Reinsurance prices in the European market should continue to gradually improve throughout 2019 as demand goes up and capacity becomes more constrained, according to analysts at multinational investment bank Barclays.
Barclays estimates that the reinsurance industry is set to incur around $70 billion in large loss claims this year, which is unlikely to trigger a capital shortfall or result in any solvency issues.
However, following two consecutive years of disappointing returns, analysts predict that alternative capital will see lower inflows over 2019, constraining overall market capacity.
The firm added that underlying alternative capital capacity will also be lower at the 2019 renewals due to a substantial part of $100 billion notional that is still trapped as a result of 2017 loss creep and 2018 cat activity.

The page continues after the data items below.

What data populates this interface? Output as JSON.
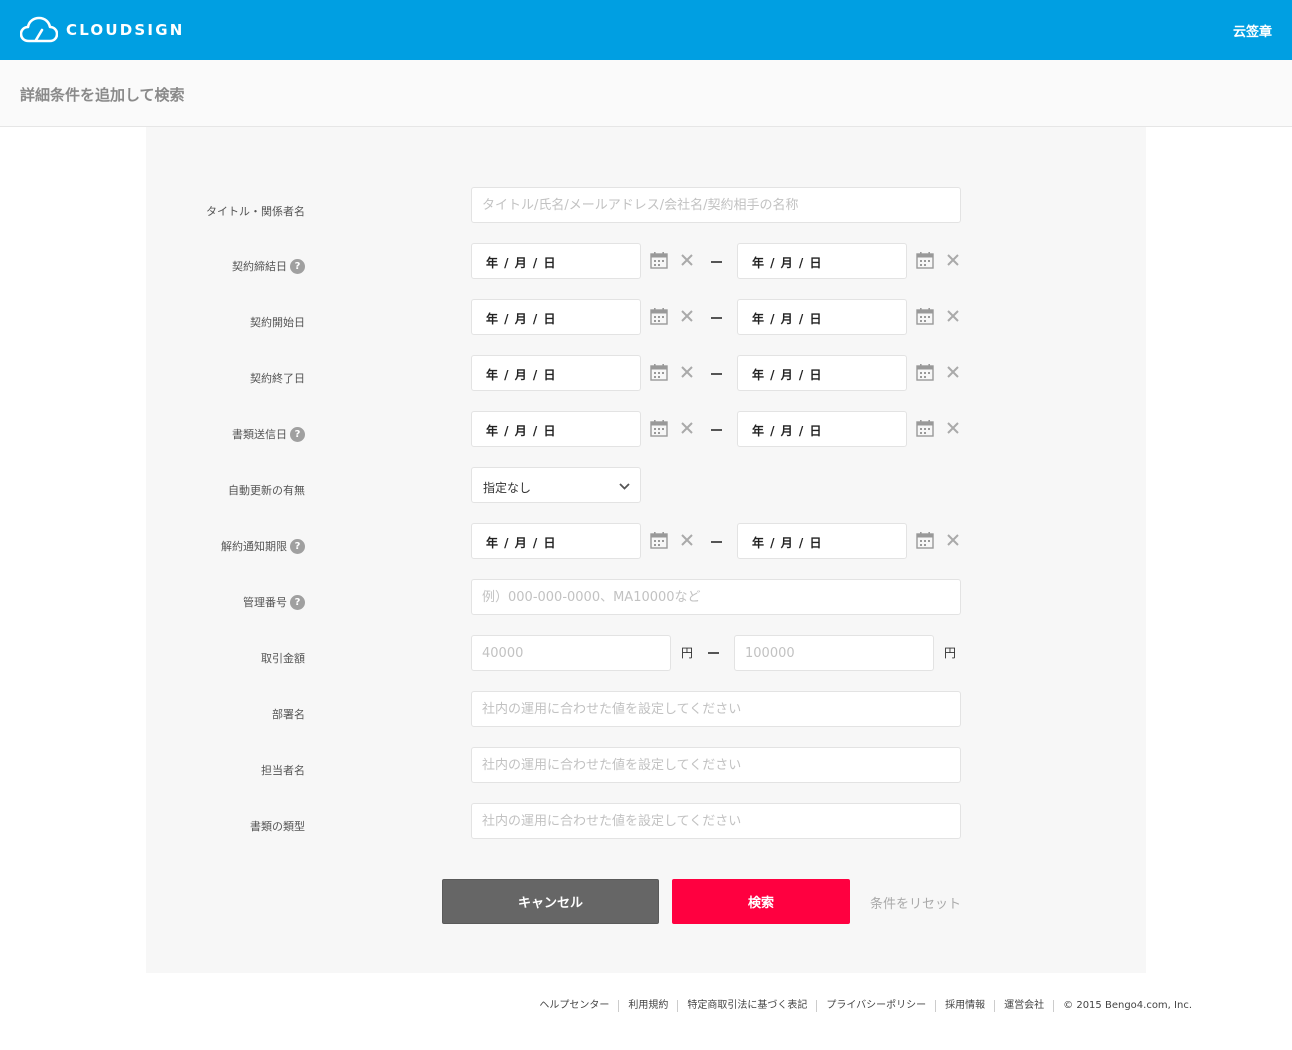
{
  "header": {
    "logo_text": "CLOUDSIGN",
    "user_name": "云签章",
    "brand_color": "#009fe2"
  },
  "page": {
    "title": "詳細条件を追加して検索"
  },
  "form": {
    "title_field": {
      "label": "タイトル・関係者名",
      "placeholder": "タイトル/氏名/メールアドレス/会社名/契約相手の名称"
    },
    "date_placeholder": "年 / 月 / 日",
    "contract_date": {
      "label": "契約締結日",
      "help": "?"
    },
    "start_date": {
      "label": "契約開始日"
    },
    "end_date": {
      "label": "契約終了日"
    },
    "sent_date": {
      "label": "書類送信日",
      "help": "?"
    },
    "auto_renew": {
      "label": "自動更新の有無",
      "selected": "指定なし"
    },
    "cancel_notice": {
      "label": "解約通知期限",
      "help": "?"
    },
    "management_no": {
      "label": "管理番号",
      "help": "?",
      "placeholder": "例）000-000-0000、MA10000など"
    },
    "amount": {
      "label": "取引金額",
      "min_placeholder": "40000",
      "max_placeholder": "100000",
      "unit": "円"
    },
    "department": {
      "label": "部署名",
      "placeholder": "社内の運用に合わせた値を設定してください"
    },
    "person": {
      "label": "担当者名",
      "placeholder": "社内の運用に合わせた値を設定してください"
    },
    "doc_type": {
      "label": "書類の類型",
      "placeholder": "社内の運用に合わせた値を設定してください"
    }
  },
  "buttons": {
    "cancel": "キャンセル",
    "search": "検索",
    "reset": "条件をリセット",
    "search_color": "#ff0040"
  },
  "footer": {
    "links": [
      "ヘルプセンター",
      "利用規約",
      "特定商取引法に基づく表記",
      "プライバシーポリシー",
      "採用情報",
      "運営会社"
    ],
    "copyright": "© 2015 Bengo4.com, Inc."
  }
}
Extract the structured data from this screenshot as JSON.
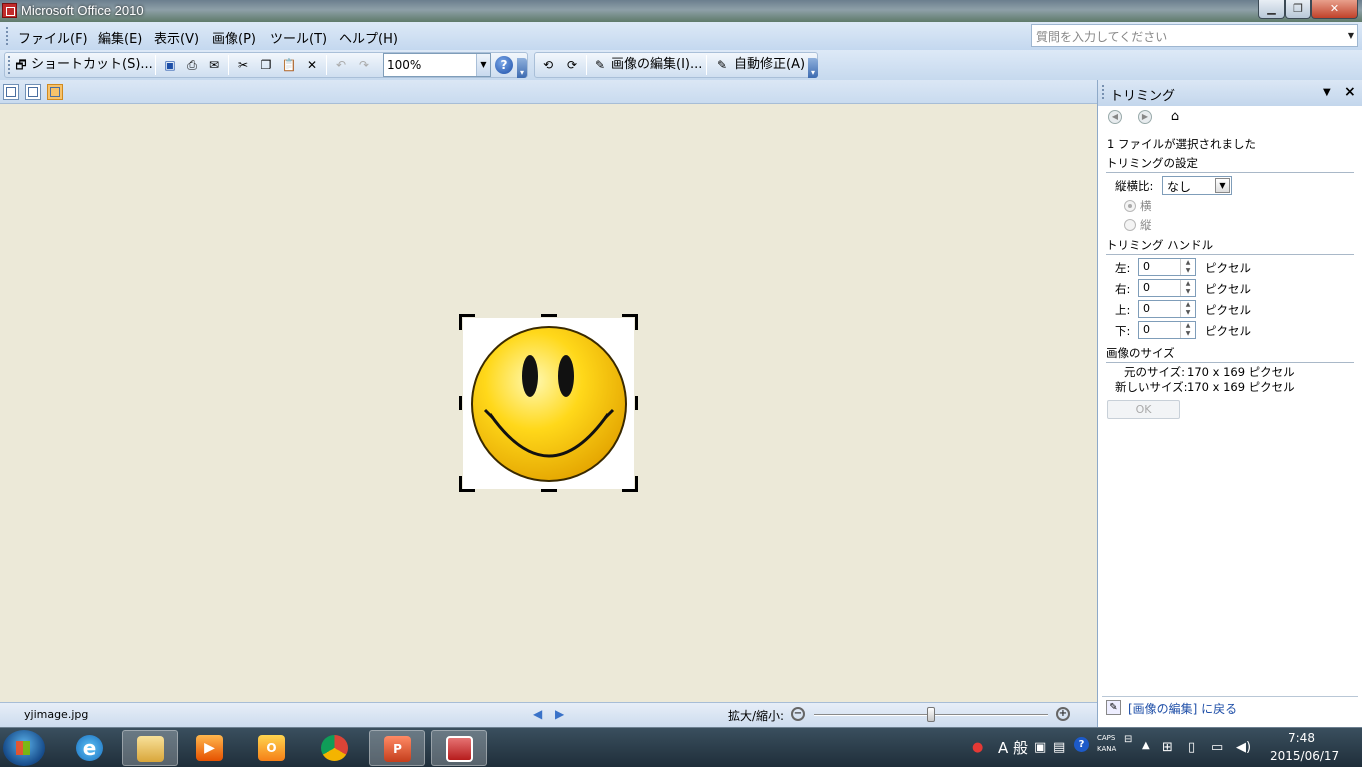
{
  "window": {
    "title": "Microsoft Office 2010",
    "minimize": "▁",
    "restore": "❐",
    "close": "✕"
  },
  "menu": {
    "items": [
      "ファイル(F)",
      "編集(E)",
      "表示(V)",
      "画像(P)",
      "ツール(T)",
      "ヘルプ(H)"
    ],
    "help_placeholder": "質問を入力してください"
  },
  "toolbar": {
    "shortcut_label": "ショートカット(S)...",
    "zoom_value": "100%",
    "edit_picture_label": "画像の編集(I)...",
    "auto_correct_label": "自動修正(A)"
  },
  "status": {
    "filename": "yjimage.jpg",
    "zoom_label": "拡大/縮小:",
    "zoom_slider_fraction": 0.5
  },
  "pane": {
    "title": "トリミング",
    "selected_info": "1 ファイルが選択されました",
    "crop_settings_heading": "トリミングの設定",
    "aspect_label": "縦横比:",
    "aspect_value": "なし",
    "orientation_landscape": "横",
    "orientation_portrait": "縦",
    "handles_heading": "トリミング ハンドル",
    "handles": [
      {
        "label": "左:",
        "value": "0",
        "unit": "ピクセル"
      },
      {
        "label": "右:",
        "value": "0",
        "unit": "ピクセル"
      },
      {
        "label": "上:",
        "value": "0",
        "unit": "ピクセル"
      },
      {
        "label": "下:",
        "value": "0",
        "unit": "ピクセル"
      }
    ],
    "size_heading": "画像のサイズ",
    "original_size_label": "元のサイズ:",
    "original_size_value": "170 x 169 ピクセル",
    "new_size_label": "新しいサイズ:",
    "new_size_value": "170 x 169 ピクセル",
    "ok_label": "OK",
    "back_link": "[画像の編集] に戻る"
  },
  "taskbar": {
    "ime_mode": "A 般",
    "caps": "CAPS",
    "kana": "KANA",
    "time": "7:48",
    "date": "2015/06/17"
  },
  "colors": {
    "accent": "#1f4fa8",
    "canvas_bg": "#ece9d8",
    "titlebar": "#6b7e8e"
  }
}
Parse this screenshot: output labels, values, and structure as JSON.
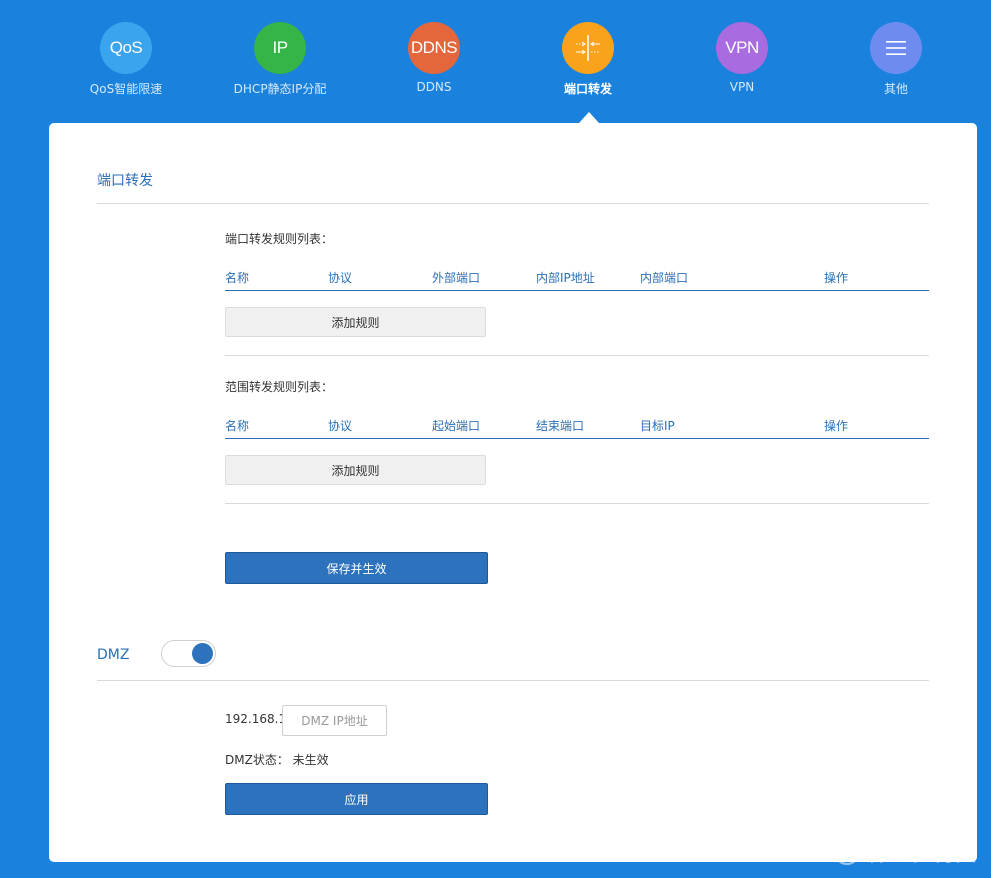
{
  "nav": {
    "items": [
      {
        "icon_text": "QoS",
        "label": "QoS智能限速",
        "color": "#3aa5ee"
      },
      {
        "icon_text": "IP",
        "label": "DHCP静态IP分配",
        "color": "#35b548"
      },
      {
        "icon_text": "DDNS",
        "label": "DDNS",
        "color": "#e3663d"
      },
      {
        "icon_text": "",
        "label": "端口转发",
        "color": "#f9a21b",
        "active": true
      },
      {
        "icon_text": "VPN",
        "label": "VPN",
        "color": "#a86be0"
      },
      {
        "icon_text": "",
        "label": "其他",
        "color": "#6e8cef"
      }
    ]
  },
  "port_forward": {
    "title": "端口转发",
    "port_rules": {
      "heading": "端口转发规则列表：",
      "columns": [
        "名称",
        "协议",
        "外部端口",
        "内部IP地址",
        "内部端口",
        "操作"
      ],
      "add_label": "添加规则"
    },
    "range_rules": {
      "heading": "范围转发规则列表：",
      "columns": [
        "名称",
        "协议",
        "起始端口",
        "结束端口",
        "目标IP",
        "操作"
      ],
      "add_label": "添加规则"
    },
    "save_label": "保存并生效"
  },
  "dmz": {
    "title": "DMZ",
    "enabled": true,
    "ip_prefix": "192.168.1.",
    "ip_placeholder": "DMZ IP地址",
    "status_label": "DMZ状态：",
    "status_value": "未生效",
    "apply_label": "应用"
  },
  "watermark": {
    "text": "什么值得买"
  },
  "colors": {
    "background": "#1a82dc",
    "accent": "#2c72bd",
    "title": "#2a6fb7"
  }
}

Additionally, ongoing investigations regarding reserving practices at CatCo, a retro insurance-linked securities (ILS) manager and subsidiary of Markel Corporation, may result in investors becoming more cautious in their allocations to this asset class.
Barclays also claimed that higher reinsurance and retrocession prices will support primary insurance pricing, particularly in specialty and large commercial property and casualty (P&C) lines.
Over a 12 to 18 month period, price increases in 2018 and 2019 should support technical results over the next couple of years, analysts added.
In the long term, Barclays expects prices to decline again as trapped capital is released and re/insurers take advantage of the improved technical environment.
Furthermore, the firm posited that rising interest rates and better pricing should continue to make reinsurance assets attractive for mergers and acquisitions (M&A) activity.